タイトルから異世界の風を感じた方、すみません。ほんのり香る程度で本ブログと異世界は全く関係ありません!イメージを壊されたくない方はここで現実世界にお帰りください m(_ _)m
ZAICOに入社して初めてバーコードスキャナーなるものを手に取って使ってみたら色々なトラップに引っかかったので、今後スキャナーを使うかもしれない迷える子スライムちゃん達の道標になればとブログにしてみました。
魔王さまからのご要望
今回やりたかったことはこんな感じです。
- iPhoneとバーコードスキャナーをBluetooth接続してQRコードを読み取りたい(あの大量の魔物達はQRコードで管理されていたんですね!zaicoアプリもお使いでしょうか??)
- 大文字と小文字を区別したい(そうですよね。スライムとキングスライムの見分けがつかないと困りますもんね!)
- 日本語キーボードを使いたい(魔王さまは日本文化に造詣の深い方なのですね!流暢な日本語からそうじゃないかと思っていました!!)
- スキャナー利用中はソフトウェアキーボードなんか見たくない(背景に推しスライムのブロマイド画像を設定されているんですね。少しでも長くお気に入りのスライムを見ていたいですもんね!)
序章
おふざけはこの辺にして早速本題に入りましょう。
そもそもバーコードスキャナーとiPhoneをBluetooth接続するとバーコードスキャナーはどういう扱いになるのでしょうか?答えは、外部入力装置です。つまり、外付けキーボードと同じ扱いになります。このため、バーコードスキャナーからの入力はUITextField
などを使って簡単に受け取ることができます。
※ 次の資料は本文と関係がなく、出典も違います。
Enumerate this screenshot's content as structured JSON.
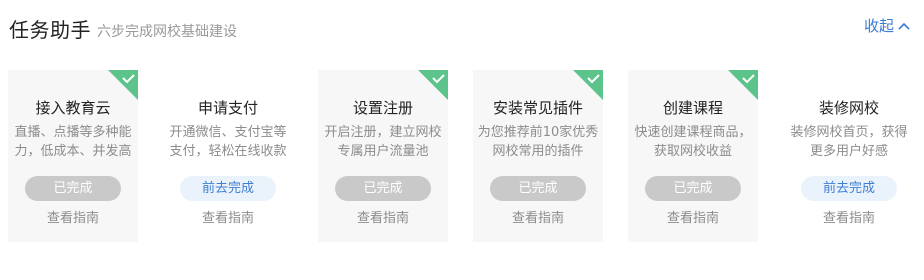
{
  "header": {
    "title": "任务助手",
    "subtitle": "六步完成网校基础建设",
    "collapse_label": "收起"
  },
  "colors": {
    "accent": "#3a7bd5",
    "done_badge": "#5cc48b",
    "done_button": "#c9c9c9",
    "todo_button_bg": "#eaf2fb"
  },
  "cards": [
    {
      "title": "接入教育云",
      "desc": "直播、点播等多种能力，低成本、并发高",
      "status": "已完成",
      "done": true,
      "guide": "查看指南"
    },
    {
      "title": "申请支付",
      "desc": "开通微信、支付宝等支付，轻松在线收款",
      "status": "前去完成",
      "done": false,
      "guide": "查看指南"
    },
    {
      "title": "设置注册",
      "desc": "开启注册，建立网校专属用户流量池",
      "status": "已完成",
      "done": true,
      "guide": "查看指南"
    },
    {
      "title": "安装常见插件",
      "desc": "为您推荐前10家优秀网校常用的插件",
      "status": "已完成",
      "done": true,
      "guide": "查看指南"
    },
    {
      "title": "创建课程",
      "desc": "快速创建课程商品，获取网校收益",
      "status": "已完成",
      "done": true,
      "guide": "查看指南"
    },
    {
      "title": "装修网校",
      "desc": "装修网校首页，获得更多用户好感",
      "status": "前去完成",
      "done": false,
      "guide": "查看指南"
    }
  ]
}
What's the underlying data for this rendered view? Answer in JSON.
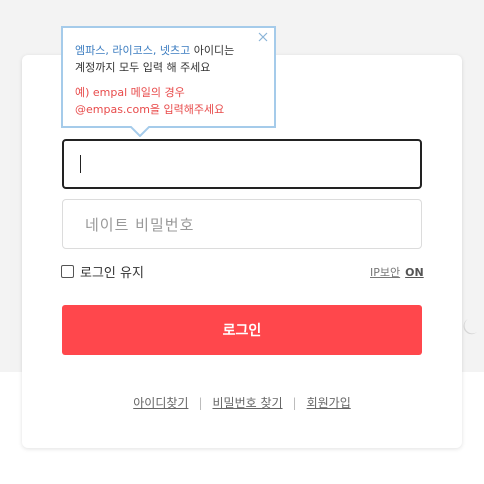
{
  "tooltip": {
    "line1_brand1": "엠파스",
    "line1_brand2": "라이코스",
    "line1_brand3": "넷츠고",
    "line1_rest": " 아이디는",
    "line2": "계정까지 모두 입력 해 주세요",
    "note_line1": "예) empal 메일의 경우",
    "note_line2": "@empas.com을 입력해주세요",
    "icon": "close-icon"
  },
  "form": {
    "password_placeholder": "네이트 비밀번호",
    "keep_login_label": "로그인 유지",
    "ip_security_label": "IP보안",
    "ip_security_state": "ON",
    "login_button": "로그인"
  },
  "links": {
    "find_id": "아이디찾기",
    "find_password": "비밀번호 찾기",
    "signup": "회원가입"
  },
  "colors": {
    "accent": "#ff474c",
    "tooltip_border": "#a5cbea",
    "tooltip_highlight": "#3b7cc0",
    "note_red": "#e84b4b"
  }
}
魔王さまが色々と妥協してくださればこれだけでOKなのですが、なかなかそういう訳にはいきません。なので、ここからスライムがご要望を叶えるために旅した冒険の内容をお伝えします。
長々読んでいられないというせっかちな子スライムちゃんは最後の段落までルーラしちゃってくださいね(既にドラ◯エ化)。
01話 まずはスキャナーを入手しよう
何はともあれ武器がないと冒険には出られません。例えそれが木の棒と鍋の蓋であったとしても!というわけで、早速スキャナーを注文していただきました。検証に使ったスキャナーはこちらです:Tera 1D 2D QRバーコードスキャナー 表示ディスプレイ搭載。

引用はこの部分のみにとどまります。